In an enterprise scenario where multiple teams have their apps deployed in different services keeping a common domain may not be feasible. All these services and APIs belonging to the same enterprise are trusted, but since they do not have the same Domain, the browser will initiate a preflight request for these requests.

We can leverage Azure Front Door as an ingress controller to eliminate the OPTIONS request.

Azure Front Door

It's a Level 7 Load balancer that uses anycast protocol with split TCP and Microsoft's Global Network. It's global and highly scalable.

You can configure any internet-facing service (can be hosted outside Microsoft Azure) as a backend to an Azure Front Door. You can also configure routing rules to route incoming client requests to the most suitable backend (based on availability and speed).

To learn more about Azure Front Door click here.

Configuring Azure Front Door for CORS Elimination

Each front door can have one or multiple frontends/domains. A front door can have multiple internet-facing backends configured. You can now access all these backends via one of the front door domains. A common domain can now access multiple internet-facing services, each hosted on various services having different domains. Extending the same idea, we can also host the frontend application to the same Front door and access it via the same domain. The problem with this approach would be, how will Azure Front Door know which backend to direct an incoming request. This is where routing rules in Azure Front Door come into the picture; we can configure routing rules based on the incoming request URL and other parameters to redirect them to the required backend.

In the above examples, two services, www.profiles.azurewebsites.net and www.pos.com, have been configured as backends to the front door with domain: www.ep.com. The routing rule has been configured to redirect request with URL /sales/* to www.pos.com and requests with URL /api/user/* to www.profiles.azurewebsites.net.

If we configure the frontend UI web app as another backend, you can access all the APIs and the UI via the same domain. When a request goes from the UI to any configured APIs, the browser will request the same domain. Hence the browser won't initiate the CORS preflight, allowing you to save precious millisecond to make your website more responsive.

In this example, the frontend application is hosted on www.app.azurewebsites.net and is configured as another backend to the common Azure Front Door. 

So both the APIs and the frontend web app can reach via the same Domain (www.ep.com)

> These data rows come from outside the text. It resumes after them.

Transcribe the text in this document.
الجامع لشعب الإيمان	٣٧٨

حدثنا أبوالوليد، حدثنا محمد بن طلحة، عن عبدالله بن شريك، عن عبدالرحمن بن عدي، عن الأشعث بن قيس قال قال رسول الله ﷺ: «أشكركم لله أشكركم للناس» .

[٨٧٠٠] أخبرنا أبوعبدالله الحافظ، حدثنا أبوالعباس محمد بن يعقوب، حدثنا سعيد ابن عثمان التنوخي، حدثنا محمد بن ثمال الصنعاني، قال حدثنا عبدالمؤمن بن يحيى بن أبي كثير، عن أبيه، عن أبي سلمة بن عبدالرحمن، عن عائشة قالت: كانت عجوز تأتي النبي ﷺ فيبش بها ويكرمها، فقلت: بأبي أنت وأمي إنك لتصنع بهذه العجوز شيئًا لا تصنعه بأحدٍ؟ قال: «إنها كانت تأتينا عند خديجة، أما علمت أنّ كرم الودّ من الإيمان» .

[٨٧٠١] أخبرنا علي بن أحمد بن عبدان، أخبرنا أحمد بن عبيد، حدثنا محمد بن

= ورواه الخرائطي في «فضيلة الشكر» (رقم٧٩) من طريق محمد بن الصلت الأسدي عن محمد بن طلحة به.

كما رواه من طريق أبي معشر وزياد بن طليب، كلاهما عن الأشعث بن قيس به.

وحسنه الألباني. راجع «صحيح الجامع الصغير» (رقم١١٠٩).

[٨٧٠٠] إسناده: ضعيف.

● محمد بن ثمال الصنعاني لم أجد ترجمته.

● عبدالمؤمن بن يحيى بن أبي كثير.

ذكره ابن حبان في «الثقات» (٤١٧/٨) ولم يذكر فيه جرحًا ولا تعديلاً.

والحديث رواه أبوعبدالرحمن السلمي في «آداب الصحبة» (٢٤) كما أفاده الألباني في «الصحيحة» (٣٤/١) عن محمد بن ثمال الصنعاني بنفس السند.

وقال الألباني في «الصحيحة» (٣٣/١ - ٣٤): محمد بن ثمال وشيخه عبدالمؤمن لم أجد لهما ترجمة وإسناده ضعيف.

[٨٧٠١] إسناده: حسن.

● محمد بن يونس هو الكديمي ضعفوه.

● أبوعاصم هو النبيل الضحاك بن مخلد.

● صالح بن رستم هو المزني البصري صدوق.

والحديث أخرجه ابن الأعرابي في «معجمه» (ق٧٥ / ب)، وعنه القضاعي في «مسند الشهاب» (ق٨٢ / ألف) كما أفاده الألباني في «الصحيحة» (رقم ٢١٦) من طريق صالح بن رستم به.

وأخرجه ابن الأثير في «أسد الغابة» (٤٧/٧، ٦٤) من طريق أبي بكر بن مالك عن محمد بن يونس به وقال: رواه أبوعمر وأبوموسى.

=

If the web app needs to get the sales report instead of calling www.pos.com/sales/2021/report, it will call www.ep.com/sales/2021/report. When www.ep.com (Azure Front Door) receives the request, it will follow its routing rules and redirect the request to www.pos.com, giving the required data to the web app. Since the HTTP request originated from www.ep.com to www.ep.com, the browser will consider this to be a same-origin call; the browser won't make the preflight request.

Routing Configuration Conventions

Developers should follow some conventions to achieve this kind of setting.

1. Each backend should be identifiable by a unique routing rule. 

2. Follow proper HTTP guidelines and naming conventions while deciding routes and resources. Although it's not mandatory, using proper REST API guidelines to name the APIs can make this configuration work a lot easier. As per appropriate standards, each API should have an appropriate name of the resource in its route. So if a server is returning user profiles, then its route should be api/users/{user_name}. This will ensure that each API backend has a unique name, making it convenient to configure the routing rules. Following Microsoft's REST API Guidelines should be a good start.

3. When a user visits ep.com, Azure Front Door should redirect the request to the Web App backend. Keep the Web App route as *. If none of the routing rules matches then Azure Front Door will redirect to the Web App.

4. If URLs are not enough to distinguish the backends, then complicated routing rules can be created using Rule Engines of Azure Front Door.

From the Field

We used this technique in an Enterprise application and after a week of experimentation we observed the below result:

It provides a clear indication that eliminating cross-domain preflight OPTIONS calls can reduce the API latency.